En una exposición escolar es distinto. No se trata aquí, naturalmente, del valor absoluto de las cosas expuestas. Se trata de que todo esto está hecho por los niños. De que está hecho por los niños y de que está hecho en la escuela. Quizá por eso nada en la exposición carece de valor. Desde la más primorosa labor confeccionada por la niña o el interesante esqueleto de cartón confeccionado por el niño –con la ayuda, claro está, de la maestra o el maestro- hasta el dibujo un poquitín parchajoso del párvulo –emborronado, no faltaba más, sin la ayuda de nadie- todo tiene su encanto y su aliciente en la exposición escolar, fiel reflejo de la actividad de los chiquillos.

Detrás pues, del “¡qué bonito!, ¡qué curioso!”, cabe, en este caso, un pensamiento. Cabe una reflexión. Y ante la exposición de trabajos manuales que los niños han inaugurado en el Grupo Escolar de la Explanada -a la que han concurrido y rivalizado en noble estímulo, todas las escuelas nacionales de Ubeda y de algunos pueblos de su Partido Judicial,- mi reflexión es ésta: La escuela primaria se ha llenado de luz.
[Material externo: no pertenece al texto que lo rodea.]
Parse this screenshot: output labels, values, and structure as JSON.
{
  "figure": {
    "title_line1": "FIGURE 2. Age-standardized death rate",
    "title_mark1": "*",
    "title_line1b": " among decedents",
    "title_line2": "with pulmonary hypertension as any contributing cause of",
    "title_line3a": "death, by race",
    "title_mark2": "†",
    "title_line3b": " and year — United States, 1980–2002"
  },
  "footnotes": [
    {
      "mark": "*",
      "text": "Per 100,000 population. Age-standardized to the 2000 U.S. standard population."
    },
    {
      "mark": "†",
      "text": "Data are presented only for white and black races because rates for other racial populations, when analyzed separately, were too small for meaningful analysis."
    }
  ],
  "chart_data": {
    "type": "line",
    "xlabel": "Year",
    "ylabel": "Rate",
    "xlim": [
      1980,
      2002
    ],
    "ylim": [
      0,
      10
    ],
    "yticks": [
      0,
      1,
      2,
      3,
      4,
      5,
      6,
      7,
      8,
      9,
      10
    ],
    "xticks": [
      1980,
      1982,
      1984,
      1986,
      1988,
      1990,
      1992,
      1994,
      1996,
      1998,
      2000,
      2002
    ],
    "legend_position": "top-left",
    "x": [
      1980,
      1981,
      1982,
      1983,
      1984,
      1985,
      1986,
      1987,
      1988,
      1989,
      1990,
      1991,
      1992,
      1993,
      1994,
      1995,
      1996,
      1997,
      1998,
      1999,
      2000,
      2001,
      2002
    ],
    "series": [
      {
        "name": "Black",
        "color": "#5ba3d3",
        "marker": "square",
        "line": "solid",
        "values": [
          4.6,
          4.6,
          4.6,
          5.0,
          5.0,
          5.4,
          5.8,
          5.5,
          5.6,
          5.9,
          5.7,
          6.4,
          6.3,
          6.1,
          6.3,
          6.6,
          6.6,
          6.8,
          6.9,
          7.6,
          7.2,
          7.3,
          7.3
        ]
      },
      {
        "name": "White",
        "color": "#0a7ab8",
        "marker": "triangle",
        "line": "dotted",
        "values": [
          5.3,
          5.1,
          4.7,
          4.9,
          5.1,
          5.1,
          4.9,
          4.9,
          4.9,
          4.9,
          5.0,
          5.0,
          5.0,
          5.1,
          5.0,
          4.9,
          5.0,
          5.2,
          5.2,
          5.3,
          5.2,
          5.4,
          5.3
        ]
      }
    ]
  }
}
¿Se nos ha olvidado ya lo que eran las escuelas primarias –el común de las escuelas primarias- hace veinte años, cuando nosotros asistíamos a ellas? Había “las cuentas”, las largas cuentas fatídicas, plúmbeas, insoportables, de dividir; había las “fábulas” del día, leídas con modulaciones lastimeras ; había la lección de la redicha urbanidad, sin gracia y sin temperatura; había la monotonía del “dictado” y de “la tabla”, taponando con su cementosa rigidez todos los resquicios por los que pudiera escaparse cualquier recurso libre de inventiva, cualquier indicio de espontaneidad. Pero ¿y el niño? ¿Es que la escuela no es para el niño? En donde entonces la alegría y la luz de aquellas escuelas a las que nos llevaban arrastrando, poco menos, y diciendo entre lágrimas “¡Que vayan pronto por mí!

Yo quiero creer que la escuela ha empezado a ser diferente. Estos trabajitos escolares de la exposición son una prueba más de que el niño ha dejado de ser, en la enseñanza, un sujeto enteramente pasivo, cabeza de turco para los “palos” y dicterios del maestro. En la escuela ha entrado la luz y el chiquillo empieza a perder el atávico horror hacia ella. En la escuela se siguen haciendo, naturalmente, cuentas de dividir; pero después se canta. En la escuela de ahora continúan los dictados, pero con un dibujito al lado en el cuaderno. En la escuela se sigue aprendiendo la geometría, pero con tijeras, pegamento y papel charol. Recuerdo el prestigio (¿) desorbitado que para mí tenían los poliedros cuando iba a la escuela primaria. La palabra “poliedro” me imponía y su ciencia me parecía inaccesible, casi mágica. Los grandullones de la clase que medio se sabían los poliedros, constituían para mí una casta privilegiada y en mi concepto habían alcanzado la cima de la sabiduría. Ahí es nada, “saberse los poliedros”! Pues ahora esa palabra ha perdido su prosopopeya, su hinchazón. Cualquier nene de la clase primaria se ha familiarizado con el cubo, el dodecaedro, el prisma o la pirámide. No a fuerza de “aprenderlos”, sino a fuerza de “hacerlos”. De hacerlos con un poco de cartulina y otro poco de pegamento. ¡Qué fácil! ¿verdad?.

Pero vayamos por partes, sin llegar demasiado lejos. A la atrofia de la escuela pasiva no debe seguir la hipertrofia de la escuela activa. al abuso memorístico no debe oponerse el abuso de la intuición en la enseñanza.

Yo confío en que otro día, Dios mediante, tendré ganas de proseguir este artículo, que se me ha quedado a medias.